It is in our nature to recognise and emotionally respond to faces, and it is hard to stare into the eyes of the Sutton Hoo helmet and not feel as though you have, in some sense, met a person, rather than simply viewed an archaeological artefact. No surprise then, that over and above all the other treasures in that unprecedented burial panoply (including some with considerably higher bullion value) it is the helmet from Sutton Hoo that
has become emblematic of the assemblage, and the most enduring symbol both of Anglo-Saxon material culture, and even of British history itself.

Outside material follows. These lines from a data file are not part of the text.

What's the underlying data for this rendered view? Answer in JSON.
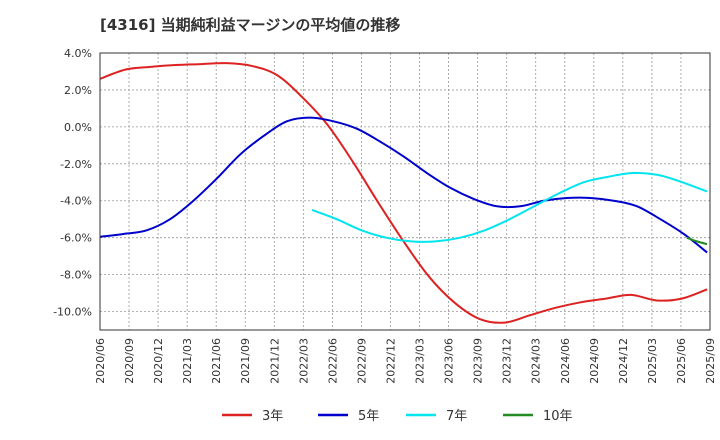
{
  "chart_data": {
    "type": "line",
    "title": "[4316]  当期純利益マージンの平均値の推移",
    "xlabel": "",
    "ylabel": "",
    "ylim": [
      -11.0,
      4.0
    ],
    "y_ticks": [
      4.0,
      2.0,
      0.0,
      -2.0,
      -4.0,
      -6.0,
      -8.0,
      -10.0
    ],
    "y_tick_labels": [
      "4.0%",
      "2.0%",
      "0.0%",
      "-2.0%",
      "-4.0%",
      "-6.0%",
      "-8.0%",
      "-10.0%"
    ],
    "x_ticks": [
      "2020/06",
      "2020/09",
      "2020/12",
      "2021/03",
      "2021/06",
      "2021/09",
      "2021/12",
      "2022/03",
      "2022/06",
      "2022/09",
      "2022/12",
      "2023/03",
      "2023/06",
      "2023/09",
      "2023/12",
      "2024/03",
      "2024/06",
      "2024/09",
      "2024/12",
      "2025/03",
      "2025/06",
      "2025/09"
    ],
    "grid": true,
    "legend_position": "bottom",
    "series": [
      {
        "name": "3年",
        "color": "#dd2222",
        "values": [
          2.6,
          3.1,
          3.25,
          3.35,
          3.4,
          3.45,
          3.3,
          2.8,
          1.6,
          0.1,
          -1.9,
          -4.1,
          -6.2,
          -8.1,
          -9.5,
          -10.4,
          -10.6,
          -10.2,
          -9.8,
          -9.5,
          -9.3,
          -9.1,
          -9.4,
          -9.3,
          -8.8
        ]
      },
      {
        "name": "5年",
        "color": "#0000cc",
        "values": [
          -5.95,
          -5.8,
          -5.6,
          -5.0,
          -4.0,
          -2.8,
          -1.5,
          -0.5,
          0.3,
          0.5,
          0.3,
          -0.1,
          -0.8,
          -1.6,
          -2.5,
          -3.3,
          -3.9,
          -4.3,
          -4.3,
          -4.0,
          -3.85,
          -3.85,
          -4.0,
          -4.3,
          -5.0,
          -5.8,
          -6.8
        ]
      },
      {
        "name": "7年",
        "color": "#00e5ee",
        "values": [
          -4.5,
          -5.0,
          -5.6,
          -6.0,
          -6.2,
          -6.2,
          -6.0,
          -5.6,
          -5.0,
          -4.3,
          -3.6,
          -3.0,
          -2.7,
          -2.5,
          -2.6,
          -3.0,
          -3.5
        ]
      },
      {
        "name": "10年",
        "color": "#228B22",
        "values": [
          -6.0,
          -6.2,
          -6.35
        ]
      }
    ]
  }
}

The Anglo-Saxon period in Britain spanned six centuries, and although it is unfairly reductive to characterise it purely as a time of war, it is undoubtedly true that regular clashes between well-equipped armies peppered the period and dictated the convoluted path taken from locally identifying post-Roman communities to a coherent united England. The scale of Anglo-Saxon armies continues to be debated, and it is not entirely clear how well equipped they were, but archaeological discoveries in recent decades have provided abundant examples of war-gear – especially weapons – to inform our image of Anglo-Saxon warriors. Such gear is most abundant from the early period (5-7th centuries) thanks to grave goods from the ultimately doomed furnished-burial rite, but even from these centuries, that most evocative item of war-gear, the helmet, is exquisitely rare. We just don’t have many examples. There’s a bigger problem though; we don’t even know how many examples we have. Almost all running totals are wrong.